Alzheimer é uma despedida que leva anos...
uma frase que li aqui.
Cheguei do ginásio, estacionei o carro em frente à minha garagem.
Saí do carro, deparo com a minha vizinha da cave, a Glorinha.
92 anos, uma senhora que sempre conheci magra, com uma ligeira corcunda dos anos árduos de trabalho no campo e de levantar cedo para ir vender o que plantava para o mercado, às terças e sábados.
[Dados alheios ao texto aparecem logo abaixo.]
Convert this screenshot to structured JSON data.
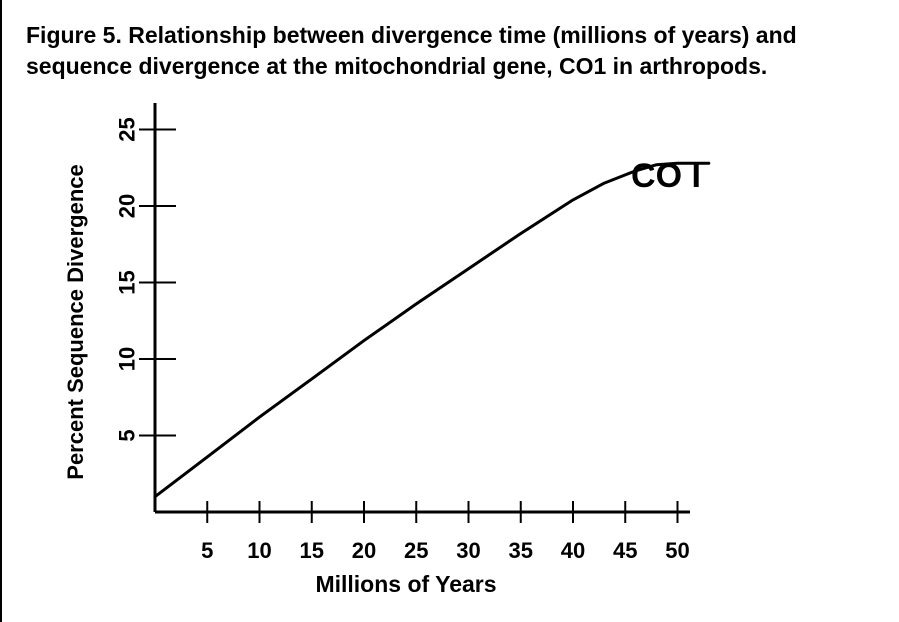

Foram muitas as vezes que acordei com o ruído do motor da carrinha que os levava para o mercado, às 6h da manhã.
Nunca teve uma conversa fluída, o vocabulário não era de mais, mas é uma senhora querida e amada por quem aqui vive.
Foi-lhe diagnosticada a doença de Alzheimer há cerca de 6 anos.
Não conhece ninguém, não fala, não reage a nada.
No início do ano, visitei-a.
A filha mais velha estava desesperada porque a Glorinha não queria comer.
Falava com ela : " O que te dói, mãe? Vê quem aqui está! Quem é esta?"
E eu pedia para não massacrar a mãe. O olhar perdia-se na mesa que tinha à sua frente. Não levantava a cabeça. Emita breves sons.
O marido da Glorinha tem 87 anos, um homem corpulento, cuidava do jardim do prédio até há 2 anos.
Começou a definhar, "os ossos não ajudam", dizia ele. Cai, está frágil, também. Quem diria que aquele homenzarrão ficaria tão frágil!
O que lhe vale é a força de vontade que tem para andar a pé, apoiado na bengala.
Mas já não consegue cuidar da Glorinha, durante a noite.
Decidiram contratar duas pessoas. Uma cuida dos dois durante o dia, à noite vem a outra.
As duas filhas mais velhas, nos 60, professoras do 1º ciclo, reformaram-se cedo.
O mais novo terá 53 anos, um rapaz muito paciente, uma jóia. Todos os dias, depois do trabalho, passa em casa dos pais. Por vezes, dorme lá.
Hoje vi a Glorinha sentada numa cadeira de rodas, muita mais magra, sonda no nariz, cabeça tombada para o ombro esquerdo. Apanhava o sol das 13h.
Saí do carro e aproximei-me.
"Quem a viu e quem a vê!", pensei.
A empregada chamava-a para ela olhar para mim. Tentava levantar-lhe a cabeça tombada sobre o ombro.
Pedi para não a forçar.
A Glorinha faz 93 anos em Fevereiro, tem Alzheimer. A despedida da vida está a levar anos...Parece que a morte, que seria seu alívio, não a quer levar.
Dói-me ver a Glorinha neste estado.
Uma vida num corpo sem vida.
Fiquei chocada.
E a minha amiga Alice?
Hei-de falar nela brevemente. Quando vi este fime , jamais me passaria pela mente que a minha amiga, 56 anos, tem Alzheimer. Está internada numa casa de saúde.
Preciso de me despedir de 2016 com a consciência tranquila de que a Alice está, tanto quanto seja possível, bem.